RDC: Glencore bloque l’attaque de Gertler

RDC: Glencore bloque l’attaque de Gertler

Par Marie-France Cros.

Le feuilleton minier continue en République démocratique du Congo (RDC). Le géant minier suisse Glencore a en effet obtenu d’un tribunal londonien qu’il bloque temporairement toute initiative de l’homme d’affaires israélien Dan Gertler à son encontre, au sujet d’un différend qui les oppose sur leurs intérêts miniers au Katanga.

C’est l’agence financière Bloombergt qui a annoncé la nouvelle, précisant que la décision du tribunal londonien empêche Dan Gertler de toute nouvelle action au sujet de Kamoto Copper Company (KCC, possédée à 75% par Glencore et à 25% par la Gécamines, la société publique congolaise) jusqu’à ce que ce tribunal se penche sur le conflit quant au fond, le 11 mai prochain.

La société suisse répond ainsi à l’initiative de l’Israélien qui, fin avril, a obtenu du tribunal de commerce de Kolwezi (Katanga) le gel d’avoirs de Glencore, à qui il réclame près de 3 millions de dollars pour des royalties sur Mutanda Mining et Kcc, deux sociétés qui, jusqu’à l’an dernier, étaient la propriété de la Gécamines, de Glencore et de Gertler; ce dernier a revendu ses parts à Glencore pour près d’un milliard de dollars.

Paradise papers

Gertler et Glencore ont été d’étroits partenaires. En novembre dernier, l’enquête « Paradise Papers » du Consortium international de journalistes d’investigation, avait révélé notamment que l’entreprise suisse avait accordé un prêt de 45 millions de dollars à une entreprise de Gertler au Katanga. En raison de ses excellentes relations avec le président congolais, hors mandat depuis 2016, Joseph Kabila, Dan Gertler avait servi d’intermédiaire à Glencore pour que l’entreprise suisse acquière à bas prix des sites miniers en RDC – faisant ainsi perdre des sommes considérables à l’Etat congolais, selon les Paradise Papers.

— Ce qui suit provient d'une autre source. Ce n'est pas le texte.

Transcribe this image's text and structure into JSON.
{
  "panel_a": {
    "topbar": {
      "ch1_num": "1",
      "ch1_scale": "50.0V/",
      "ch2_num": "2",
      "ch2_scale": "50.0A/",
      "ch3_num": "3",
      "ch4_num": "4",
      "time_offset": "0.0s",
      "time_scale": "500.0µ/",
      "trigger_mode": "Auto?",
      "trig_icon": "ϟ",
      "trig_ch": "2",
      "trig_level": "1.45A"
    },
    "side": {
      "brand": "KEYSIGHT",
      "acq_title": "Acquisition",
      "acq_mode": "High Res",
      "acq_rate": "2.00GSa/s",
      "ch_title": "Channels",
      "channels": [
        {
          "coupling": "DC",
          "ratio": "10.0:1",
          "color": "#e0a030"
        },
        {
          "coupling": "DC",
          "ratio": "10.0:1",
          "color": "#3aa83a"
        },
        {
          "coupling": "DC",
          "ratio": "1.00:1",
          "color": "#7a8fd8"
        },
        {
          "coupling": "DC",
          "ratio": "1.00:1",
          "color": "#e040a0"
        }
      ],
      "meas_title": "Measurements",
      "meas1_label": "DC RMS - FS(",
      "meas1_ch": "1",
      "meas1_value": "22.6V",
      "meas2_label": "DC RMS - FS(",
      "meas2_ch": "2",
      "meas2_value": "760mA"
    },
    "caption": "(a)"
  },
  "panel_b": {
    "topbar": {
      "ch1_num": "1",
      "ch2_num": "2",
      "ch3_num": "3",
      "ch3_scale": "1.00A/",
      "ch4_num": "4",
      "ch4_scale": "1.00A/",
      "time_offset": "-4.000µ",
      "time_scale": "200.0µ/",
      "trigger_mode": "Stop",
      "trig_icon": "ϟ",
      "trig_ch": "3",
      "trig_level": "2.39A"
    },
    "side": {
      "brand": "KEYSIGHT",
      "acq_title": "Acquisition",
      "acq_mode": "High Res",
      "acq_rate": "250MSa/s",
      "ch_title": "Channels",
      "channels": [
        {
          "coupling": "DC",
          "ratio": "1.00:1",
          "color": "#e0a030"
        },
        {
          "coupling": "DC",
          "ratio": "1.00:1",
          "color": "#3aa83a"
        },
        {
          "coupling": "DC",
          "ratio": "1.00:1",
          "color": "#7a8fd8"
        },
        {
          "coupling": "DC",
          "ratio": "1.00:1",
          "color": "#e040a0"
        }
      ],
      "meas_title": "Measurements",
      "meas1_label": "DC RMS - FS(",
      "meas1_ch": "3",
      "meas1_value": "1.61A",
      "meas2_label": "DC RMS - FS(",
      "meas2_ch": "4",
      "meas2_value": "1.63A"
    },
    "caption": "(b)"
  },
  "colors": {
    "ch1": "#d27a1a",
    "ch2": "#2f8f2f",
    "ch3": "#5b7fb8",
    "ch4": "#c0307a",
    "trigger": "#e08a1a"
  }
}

Cela a placé Glencore dans une position délicate depuis que, le 21 décembre dernier, le département américain du Trésor a imposé des sanctions économiques à Dan Gertler, en vertu d’une législation visant des personnes impliquées dans la corruption à grande échelle et dans des violations des droits de l’homme. Depuis lors, les personnes et entreprises américaines ne peuvent plus entretenir de liens économiques avec l’Israélien et ce dernier est très entravé dans ses affaires puisque toute entreprise étrangère qui ferait des transactions en dollars avec Gertler pourrait être, à son tour, sanctionnée par Washington.

Embarassées par Gertler

En février dernier, l’ONG Resource Matters avait estimé à « plus de 200 millions de dollars » les royalties restant à payer par Glencore aux entreprises de l’ami israélien du président Kabila « d’ici fin 2019 » – et qui ne peuvent donc l’être en dollars. Glencore n’est pas la seule société à être embarrassée par ses liens d’affaires avec Gertler au Congo: Randgold, la minière anglo-sud-africaine, a invoqué la « force majeure » pour demander la fin du contrat qui la lie à une société aurifère détenue majoritairement par l’Israélien, Moku-Beverendi, a indiqué Resource Matters.

Parallèlement à ses problèmes avec son ancien partenaire Gertler, Glencore doit aussi faire face à une offensive de son partenaire public congolais, la Gécamines, qui veut dissoudre KCC. Le tribunal de commerce de Kolwezi doit examiner le differend ce 8 mai prochain.